今や議会は監視機能より政策立案の機能にウエイトが移ったかのようです。批判ばかりじゃダメなんだということですが、私の質問は自分でも従前どおりの監視機能の傾向が強いなと思います。今回も若干の提言を孕みつつも市長の姿勢をチェックするというスタイルでした。

自己防衛する気はさらさらないのですが、横須賀市議会はこのところ政策提言に傾きすぎではないかとも思います。

    * * * * *

今回の一般質問においていろいろと研究課題も浮かび上がりました。生活保護行政については過支給・返還、未支給の問題をテーマにして、それは煎じ詰めれば利用者の権利侵害にあたるのだということを主張しました。世の中にはびこるスティグマ、私自身も未だ払拭しきれていないであろうスティグマとのたたかい、憲法第25条をどこまでも、こまでも信頼しきる。その問題だと思いながら質問を作り、展開しました。

新設モニュメントについては抽象的な「平和」の発信ということで済ませようとしている市長のニュアンスに不安を覚えました。

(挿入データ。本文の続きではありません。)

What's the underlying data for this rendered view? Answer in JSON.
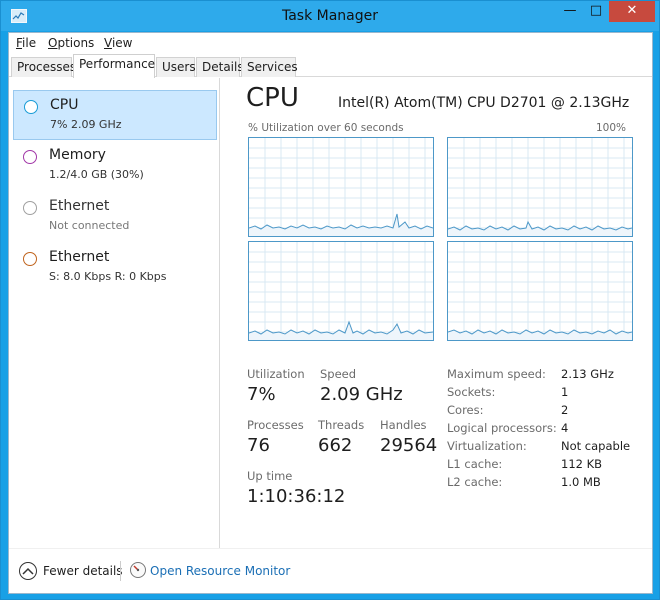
{
  "window": {
    "title": "Task Manager",
    "minimize": "—",
    "maximize": "□",
    "close": "✕"
  },
  "menu": {
    "items": [
      {
        "label": "File",
        "mnemonic": "F",
        "rest": "ile"
      },
      {
        "label": "Options",
        "mnemonic": "O",
        "rest": "ptions"
      },
      {
        "label": "View",
        "mnemonic": "V",
        "rest": "iew"
      }
    ]
  },
  "tabs": [
    {
      "label": "Processes"
    },
    {
      "label": "Performance",
      "active": true
    },
    {
      "label": "Users"
    },
    {
      "label": "Details"
    },
    {
      "label": "Services"
    }
  ],
  "sidebar": {
    "items": [
      {
        "name": "CPU",
        "sub": "7%  2.09 GHz",
        "dot_color": "#1a9cd6",
        "selected": true
      },
      {
        "name": "Memory",
        "sub": "1.2/4.0 GB (30%)",
        "dot_color": "#a238a8"
      },
      {
        "name": "Ethernet",
        "sub": "Not connected",
        "dot_color": "#a0a0a0"
      },
      {
        "name": "Ethernet",
        "sub": "S: 8.0 Kbps  R: 0 Kbps",
        "dot_color": "#c0641e"
      }
    ]
  },
  "cpu": {
    "title": "CPU",
    "model": "Intel(R) Atom(TM) CPU D2701 @ 2.13GHz",
    "graph_caption": "% Utilization over 60 seconds",
    "graph_max": "100%",
    "stats": {
      "utilization_label": "Utilization",
      "utilization": "7%",
      "speed_label": "Speed",
      "speed": "2.09 GHz",
      "processes_label": "Processes",
      "processes": "76",
      "threads_label": "Threads",
      "threads": "662",
      "handles_label": "Handles",
      "handles": "29564",
      "uptime_label": "Up time",
      "uptime": "1:10:36:12"
    },
    "details": [
      {
        "label": "Maximum speed:",
        "value": "2.13 GHz"
      },
      {
        "label": "Sockets:",
        "value": "1"
      },
      {
        "label": "Cores:",
        "value": "2"
      },
      {
        "label": "Logical processors:",
        "value": "4"
      },
      {
        "label": "Virtualization:",
        "value": "Not capable"
      },
      {
        "label": "L1 cache:",
        "value": "112 KB"
      },
      {
        "label": "L2 cache:",
        "value": "1.0 MB"
      }
    ]
  },
  "footer": {
    "fewer_details": "Fewer details",
    "fewer_mnemonic": "d",
    "open_resource_monitor": "Open Resource Monitor"
  },
  "colors": {
    "accent": "#1a9cd6",
    "graph_line": "#4d98c8",
    "link": "#1b6fb5",
    "selected_bg": "#cce8ff"
  }
}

核兵器廃絶平和都市宣言の到達点を下げることがあってはならないと思います。

資格証発行に拘泥する市の姿勢について、もっとエビデンスが必要だと思っています。本当に資格証をなくせば収納率が下がるのか、この点についてもっと調査分析が必要だと思っています。

自衛官募集への市の名簿提出問題は切り口が多すぎて、とうてい今回で終わるはずもありません。市長は法定受託事務だと言いました。そして、かかる費用を国に請求するとの意味の答弁でした。そして、かりに、「私の情報を提供しないで」と主張する人が現れたらどうするかとの質問に対して、その主張を受け入れることはしないと言いました。これは非常に重大です。個人情報保護条例違反になるのではないかと思います。

とまれ、一般質問は終わりましたが、課題は山積といった感です。

以下に一般質問の原稿を掲載します。

横須賀学習協信州の旅 (249)

 

日本共産党の大村洋子です。

 発言通告のとおり4つの項目で市長に質問いたします。

1点目、生活保護行政についてです。直近のデータで本市の生活保護世帯数は4,052世帯、5155人となっています。同じ時点で広報よこすか掲載の全世帯数は16万7,270世帯ですからおよそ41世帯に1世帯が生活保護を利用しているということになります。私は先の決算議会において、生活保護行政を行っている生活福祉課の職員数が予算時には66人だったものが決算時には60人と6人も減ったことの言及をきっかけとして、ケースワーカーの担当世帯数を調査しました。現在、ケースワークしている職員は45人で、最も多い担当数の職員は117世帯。最も少ない担当世帯数の職員は65世帯でした。ケースワーカーの数は1999年の地方分権一括法以降、「法定数」から「標準数」となり拘束力のない単なる目安というあいまいな数となっています。本市の生活保護世帯数4052世帯を45人のケースワーカーで単純に割り返した場合平均は約90世帯となります。これは標準数80からいっても10世帯も超えています。通院や介護の必要な高齢者が多く、そのほか、障がい者、母子家庭などさまざまな事情を抱える90世帯をたった1人のケースワーカーが担当しているという本市の現状について、市長はどのようなお考えをお持ちでしょうか。私は現状の人員体制では利用世帯も、ケースワーカーも両方立ち行かなくなると思います。少なくとも標準数と呼ばれる平均で80世帯以下となるように人員配置するべきと思いますが、合わせて市長の御所見をお聞かせください。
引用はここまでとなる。